Alternative Therapy for Multiple Sclerosis (cont.)
In this Article
- Alternative therapies are recommended for MS intro
- What alternative therapies are recommended for MS?
- What are some other alternative/complementary therapy options for MS?
- How can I tell which therapies are worth taking?
- What red flags should I watch out for?
What Are Some Other Alternative/Complementary Therapy Options for MS?
- Massage. Many people with multiple sclerosis receive regular massage therapy to help relax and reduce stress and depression, which can exacerbate the disease. There is no evidence that massage changes the course of the disease. It is usually safe for people with MS to receive a massage, but if you have bone-thinning osteoporosis (usually as a result of your treatments) massage may be dangerous. Talk to your doctor first.
- Acupuncture. Some people with MS report that acupuncture provides some relief of symptoms such as pain, muscle spasms, or bladder control problems. There have been no scientific studies to confirm this or to document that acupuncture is safe for people with MS. Also, keep in mind that there are always risks when a procedure involves puncturing the body with needles as is done with acupuncture. The main risk is infection. Unless sterile techniques are used, acupuncture could transmit hepatitis or HIV.

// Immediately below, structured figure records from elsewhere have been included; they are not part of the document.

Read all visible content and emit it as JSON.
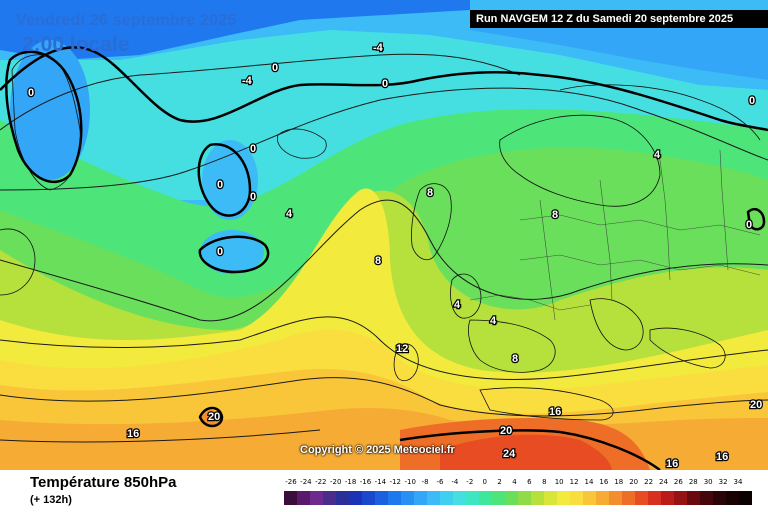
{
  "overlay": {
    "date_label": "Vendredi 26 septembre 2025",
    "time_label": "2:00 locale",
    "run_label": "Run NAVGEM 12 Z du Samedi 20 septembre 2025",
    "copyright": "Copyright © 2025 Meteociel.fr"
  },
  "footer": {
    "parameter": "Température 850hPa",
    "lead_time": "(+ 132h)"
  },
  "legend": {
    "ticks": [
      "-26",
      "-24",
      "-22",
      "-20",
      "-18",
      "-16",
      "-14",
      "-12",
      "-10",
      "-8",
      "-6",
      "-4",
      "-2",
      "0",
      "2",
      "4",
      "6",
      "8",
      "10",
      "12",
      "14",
      "16",
      "18",
      "20",
      "22",
      "24",
      "26",
      "28",
      "30",
      "32",
      "34"
    ],
    "colors": [
      "#3a0d3a",
      "#5a1a6b",
      "#6e2a8e",
      "#4a2c8c",
      "#2b2f99",
      "#1c33b6",
      "#1a48cc",
      "#1c5fe0",
      "#1f78ee",
      "#2790f5",
      "#33a6f8",
      "#3dbbf6",
      "#40cfef",
      "#45dfe2",
      "#3ee6c2",
      "#3ee89a",
      "#4de47a",
      "#6adf5c",
      "#8fdc48",
      "#b6e03c",
      "#d8e63a",
      "#f2ea3c",
      "#fadd3e",
      "#f9c63a",
      "#f6ab34",
      "#f38e2e",
      "#ee6e28",
      "#e74c22",
      "#d8301e",
      "#bb1c1a",
      "#961214",
      "#6b0a0e",
      "#45070a",
      "#2a0406",
      "#1a0203",
      "#0c0101"
    ]
  },
  "isotherm_labels": [
    {
      "text": "-4",
      "value": -4
    },
    {
      "text": "-4",
      "value": -4
    },
    {
      "text": "0",
      "value": 0
    },
    {
      "text": "0",
      "value": 0
    },
    {
      "text": "0",
      "value": 0
    },
    {
      "text": "0",
      "value": 0
    },
    {
      "text": "0",
      "value": 0
    },
    {
      "text": "0",
      "value": 0
    },
    {
      "text": "0",
      "value": 0
    },
    {
      "text": "0",
      "value": 0
    },
    {
      "text": "0",
      "value": 0
    },
    {
      "text": "4",
      "value": 4
    },
    {
      "text": "4",
      "value": 4
    },
    {
      "text": "4",
      "value": 4
    },
    {
      "text": "4",
      "value": 4
    },
    {
      "text": "8",
      "value": 8
    },
    {
      "text": "8",
      "value": 8
    },
    {
      "text": "8",
      "value": 8
    },
    {
      "text": "8",
      "value": 8
    },
    {
      "text": "12",
      "value": 12
    },
    {
      "text": "16",
      "value": 16
    },
    {
      "text": "16",
      "value": 16
    },
    {
      "text": "16",
      "value": 16
    },
    {
      "text": "16",
      "value": 16
    },
    {
      "text": "20",
      "value": 20
    },
    {
      "text": "20",
      "value": 20
    },
    {
      "text": "20",
      "value": 20
    },
    {
      "text": "24",
      "value": 24
    }
  ]
}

- Evening primrose oil (linoleic acid). Linoleic acid is also found in sunflower seeds and safflower oil. There is some evidence that taking an oral supplement of linoleic acid may slightly improve MS symptoms.
- Diet. It is important for people with MS to maintain a healthy, well-balanced diet to keep them as healthy as possible. Discuss any dietary concerns you may have with your doctor.
- Marijuana. The use of marijuana to treat any illness remains highly controversial. Some people with MS claim that smoking marijuana helps relieve spasticity and other MS-related symptoms. However, there is little evidence to date that marijuana really works. Research is ongoing to answer this important question. Until more is known, doctors do not recommend the use of marijuana to treat MS as the drug is associated with serious long-term side effects such as heart attack or memory loss.